Métamorphoses et parole de nuit

collection métamorphoses

La collection « Métamorphoses » s’enracine dans une tradition séculaire de l’espace kréyolphone : celle de la « Parole de nuit ».

Dans les sociétés créoles, les contes – véritables vecteurs de sagesse, de résistance et de mémoire collective – ne se dévoilent qu’après le coucher du soleil. Cette restriction temporelle n’est pas anodine : la nuit représente un espace-temps sacré où les frontières entre visible et invisible s’estompent, où les esprits circulent librement, où la parole acquiert une puissance rituelle.

De la Parole de nuit aux lumières parisiennes

Parole de nuit avec Konpè Lapen. @Alexia de Saint John's
Parole de nuit avec Konpè lapen. @Alexia de Saint John's

Parole de nuit

Konpè Lapen, figure emblématique de ces récits nocturnes, incarne à la fois la ruse du faible face au fort et l’intelligence adaptative nécessaire à la survie.

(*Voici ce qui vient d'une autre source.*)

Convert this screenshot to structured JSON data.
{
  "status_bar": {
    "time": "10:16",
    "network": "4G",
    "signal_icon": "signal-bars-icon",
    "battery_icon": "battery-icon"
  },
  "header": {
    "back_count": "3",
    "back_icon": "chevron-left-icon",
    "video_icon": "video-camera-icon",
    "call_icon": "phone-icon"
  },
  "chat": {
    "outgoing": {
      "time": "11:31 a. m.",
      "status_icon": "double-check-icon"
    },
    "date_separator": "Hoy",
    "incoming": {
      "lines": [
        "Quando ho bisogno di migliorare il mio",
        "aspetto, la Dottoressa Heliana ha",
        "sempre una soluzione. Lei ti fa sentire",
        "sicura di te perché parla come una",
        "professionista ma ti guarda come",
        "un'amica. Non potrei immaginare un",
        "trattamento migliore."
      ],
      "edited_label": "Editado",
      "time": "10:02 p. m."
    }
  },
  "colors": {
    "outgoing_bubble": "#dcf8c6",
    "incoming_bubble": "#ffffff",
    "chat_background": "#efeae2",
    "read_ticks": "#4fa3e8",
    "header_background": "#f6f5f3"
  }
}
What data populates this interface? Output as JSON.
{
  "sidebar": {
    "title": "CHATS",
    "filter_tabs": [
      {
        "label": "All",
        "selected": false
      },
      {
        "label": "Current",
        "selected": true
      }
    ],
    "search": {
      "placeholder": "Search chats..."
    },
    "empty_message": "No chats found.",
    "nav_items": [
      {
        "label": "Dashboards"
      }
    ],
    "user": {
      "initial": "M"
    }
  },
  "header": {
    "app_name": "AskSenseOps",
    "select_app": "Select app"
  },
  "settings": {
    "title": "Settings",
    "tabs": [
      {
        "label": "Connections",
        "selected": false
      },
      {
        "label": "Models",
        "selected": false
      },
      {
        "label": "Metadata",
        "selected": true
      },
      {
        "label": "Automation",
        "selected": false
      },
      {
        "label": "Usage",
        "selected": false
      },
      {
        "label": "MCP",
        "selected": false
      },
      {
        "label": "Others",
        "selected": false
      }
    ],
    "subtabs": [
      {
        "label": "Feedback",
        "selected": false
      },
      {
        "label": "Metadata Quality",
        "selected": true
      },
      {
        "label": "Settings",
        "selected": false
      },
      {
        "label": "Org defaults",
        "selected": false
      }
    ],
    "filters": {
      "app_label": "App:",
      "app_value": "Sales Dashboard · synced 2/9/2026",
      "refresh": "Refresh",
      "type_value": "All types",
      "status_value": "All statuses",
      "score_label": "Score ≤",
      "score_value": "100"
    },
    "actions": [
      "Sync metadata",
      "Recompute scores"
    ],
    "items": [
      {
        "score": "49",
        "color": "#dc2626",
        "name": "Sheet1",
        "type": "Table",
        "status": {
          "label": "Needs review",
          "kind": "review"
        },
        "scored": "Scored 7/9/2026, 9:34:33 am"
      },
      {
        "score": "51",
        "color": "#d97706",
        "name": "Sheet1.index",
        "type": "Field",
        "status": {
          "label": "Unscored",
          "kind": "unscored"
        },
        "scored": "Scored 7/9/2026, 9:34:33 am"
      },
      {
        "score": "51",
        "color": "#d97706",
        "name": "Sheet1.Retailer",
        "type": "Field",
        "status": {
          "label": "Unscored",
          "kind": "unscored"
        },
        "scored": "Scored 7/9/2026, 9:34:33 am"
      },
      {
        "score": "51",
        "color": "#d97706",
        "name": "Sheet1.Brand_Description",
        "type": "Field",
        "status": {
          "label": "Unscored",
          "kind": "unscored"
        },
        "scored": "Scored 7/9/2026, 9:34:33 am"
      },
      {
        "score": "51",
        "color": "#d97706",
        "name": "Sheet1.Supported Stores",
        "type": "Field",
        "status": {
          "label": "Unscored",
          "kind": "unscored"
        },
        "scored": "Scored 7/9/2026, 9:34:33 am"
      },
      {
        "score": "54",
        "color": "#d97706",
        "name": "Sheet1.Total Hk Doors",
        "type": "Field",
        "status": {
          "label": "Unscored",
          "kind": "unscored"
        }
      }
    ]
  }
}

Traditionnellement, ce personnage n’existe que dans l’obscurité du conte, sa silhouette dessinée uniquement par la voix du conteur et l’imagination des auditeurs rassemblés en cercle.

Ma démarche artistique opère une double transgression créatrice : d’abord en donnant forme visible à ce héros de l’oralité, puis en le transportant dans la lumière éclatante des terrasses parisiennes de la Belle Époque. Ce passage de l’ombre à la lumière, de l’invisibilité à la représentation, symbolise l’émergence des cultures créoles sur la scène mondiale et leur capacité à se réinventer tout en préservant leur essence.

Ombre et lumière

Les cafés parisiens, lieux d’échange intellectuel et de visibilité sociale par excellence, deviennent ainsi le théâtre d’une métamorphose : celle d’un personnage nocturne qui conquiert l’espace diurne sans perdre son mystère.

La multiplicité des Konpè Lapen dans mes compositions évoque tant la diversité des versions du conte à travers l’espace kréyolphone que la nature insaisissable d’un héros qui, même exposé à la lumière, conserve sa part d’ombre.

En transposant la « Parole de nuit » dans l’éclatante sociabilité parisienne, ces œuvres interrogent la transmission de notre patrimoine immatériel : comment nos récits ancestraux peuvent-ils voyager à travers le temps et l’espace sans se dénaturer ? Comment l’identité créole peut-elle s’affirmer dans sa spécificité tout en dialoguant avec d’autres univers culturels ?

Konpè Lapen. Paris. Terrasse des cafés de la Belle Epoque. n10@Alexia de Saint John's

Cette collection invite ainsi à un voyage entre deux mondes : celui des veillées nocturnes où naissent les contes et celui des cafés ensoleillés où ils se réinventent, entre le mystère de la nuit créole et l’éclat des lumières parisiennes, entre la sagesse ancestrale de Konpè Lapen et ses métamorphoses contemporaines.